There are problems in the Western academy as well. Where Jinajik worries about me, I grumble about the AAR panel on Tibetan and Himalayan Religions or the mission statement of the Aris Trust for Tibetan and Himalayan Studies – neither of which appeared to notice that the Himalayas is much, much bigger and more complex than ‘Tibet’. To that end Lauren Leve, may Jñānaḍakiṇī magically multiply her research funding!, has roped several of us into a panel at the AAR asking just why the North American academy seems so very determined to marginalize Newar Buddhism as a domain of enquiry.

On a different front, some Western scholars of Newar Buddhism have hung on to the rather Victorian idea that the problem is the Vajrayāna of it. Thus studies of Newar Theravāda often contain explicit or implicit comparisons of the Buddhist-ness of Newar Theravāda versus the Vajrayāna: the Theravāda is more egalitarian, a purer form of Buddhism, what have you. This seems to me a tragic failure of scholarship, insider, outsider or otherwise.
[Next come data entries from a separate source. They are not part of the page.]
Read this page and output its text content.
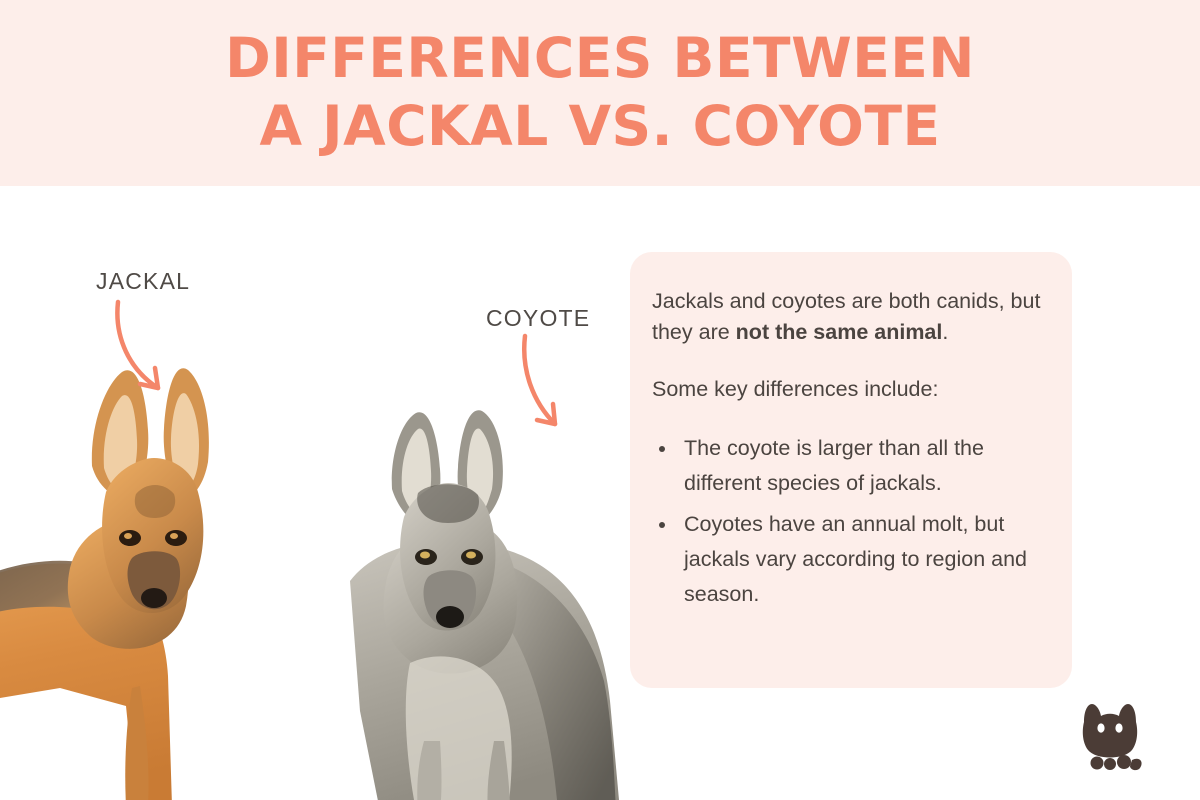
DIFFERENCES BETWEEN
A JACKAL VS. COYOTE
JACKAL
COYOTE

Jackals and coyotes are both canids, but they are not the same animal.

Some key differences include:

• The coyote is larger than all the different species of jackals.
• Coyotes have an annual molt, but jackals vary according to region and season.
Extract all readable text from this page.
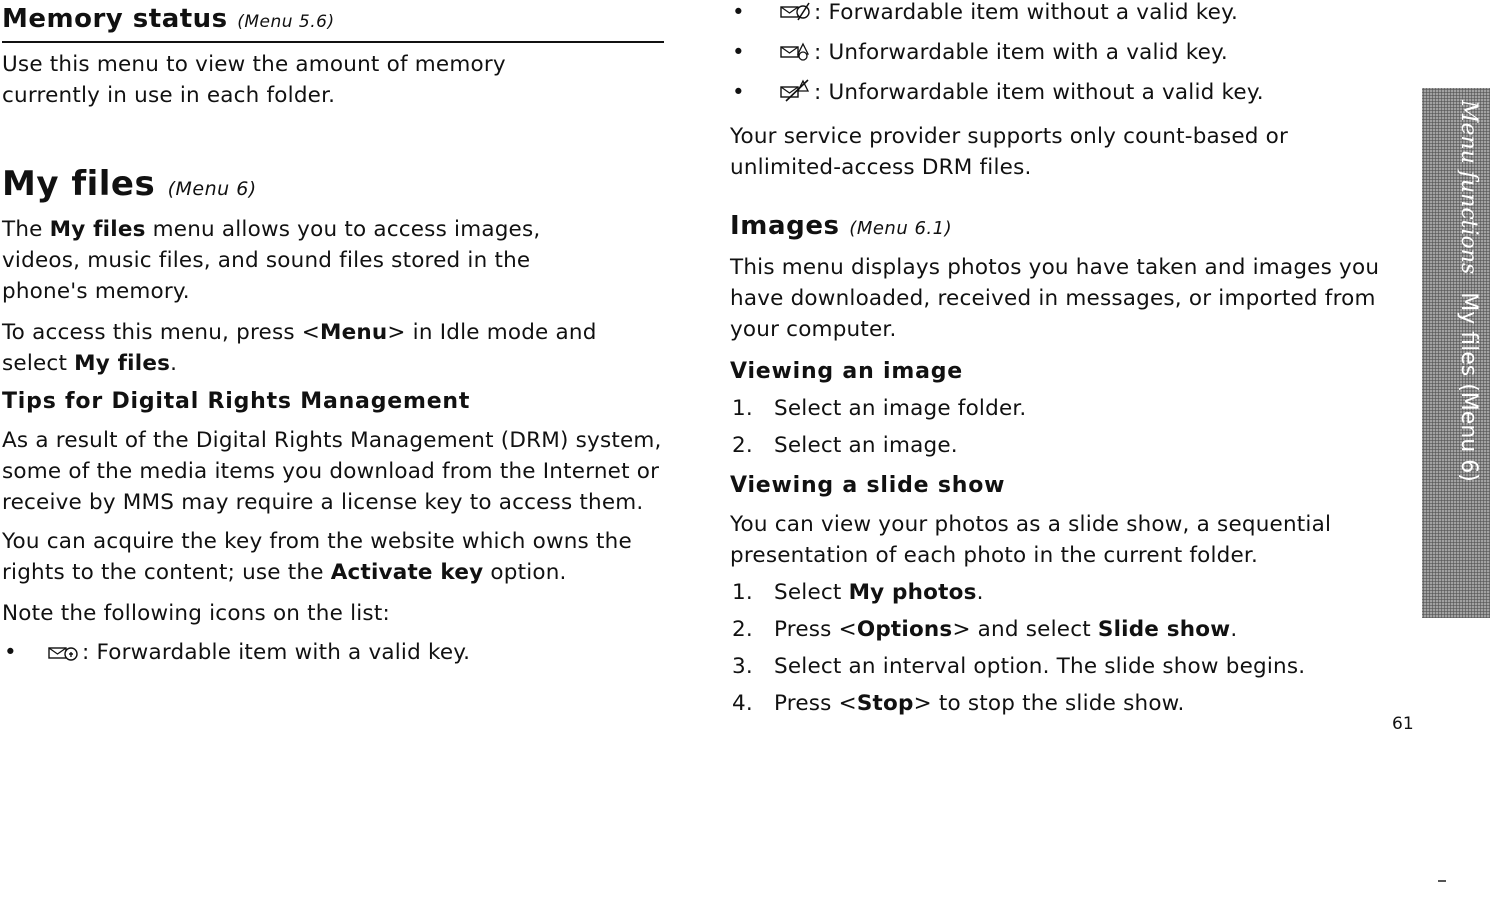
Memory status (Menu 5.6)

Use this menu to view the amount of memory currently in use in each folder.

My files (Menu 6)

The My files menu allows you to access images, videos, music files, and sound files stored in the phone's memory.

To access this menu, press <Menu> in Idle mode and select My files.

Tips for Digital Rights Management

As a result of the Digital Rights Management (DRM) system, some of the media items you download from the Internet or receive by MMS may require a license key to access them.

You can acquire the key from the website which owns the rights to the content; use the Activate key option.

Note the following icons on the list:

•	: Forwardable item with a valid key.

•	: Forwardable item without a valid key.

•	: Unforwardable item with a valid key.

•	: Unforwardable item without a valid key.

Your service provider supports only count-based or unlimited-access DRM files.

Images (Menu 6.1)

This menu displays photos you have taken and images you have downloaded, received in messages, or imported from your computer.

Viewing an image

1. Select an image folder.

2. Select an image.

Viewing a slide show

You can view your photos as a slide show, a sequential presentation of each photo in the current folder.

1. Select My photos.

2. Press <Options> and select Slide show.

3. Select an interval option. The slide show begins.

4. Press <Stop> to stop the slide show.

Menu functionsMy files (Menu 6)
61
But let me get back to the question: why ethnobiology in particular? Four reasons, at least for now:

(1) Because it’s a return to a beloved domain of research: I was a ‘biologist’ playing with bones and learning to graft long before I was an ‘anthropologist’, ‘Himalayan specialist’ or even, so far as I understood the label, ‘Buddhist’. One of the privileges of working at a research university is, unsurprisingly, having the freedom to widen one’s research—and here I am retrieving an interest I had to suppress in order to get through writitng the DPhil, publishing the book and landing a proper job.
(2) It’s a natural development of my long involvement with Engaged Buddhism. When Franz Metcalf asked me why I was working on ethnobiology I cheerfully borrowed the title of his own book as an explanation. Would a Buddha these days teach Buddhism in a university? Somehow I think that’s just asking to be swallowed whole by the necessary hypocrisy of language – just the sort of thing Nāgārjuna meant by prapañca — and since I do actually teach Buddhism in a university, and mutter vows about somehow becoming a Buddha some æon, then it seems to me necessary to do find a way to do engaged research as part of a life teaching Buddhism—just as it seems to me necessary to refuse the automobile, to oppose wars, and all those other other obvious decisions.
(3) Because an anthropology which refuses to draw lines between human society and the wider community of which it is part is the first step towards a properly Buddhist anthropology.
(4) Actually, you can’t possibly understand Newar religion at all without a clear understanding of how it is situated in its ecology and its landscape. Where else are swifts considered gods? So it’s not despair—it’s delight.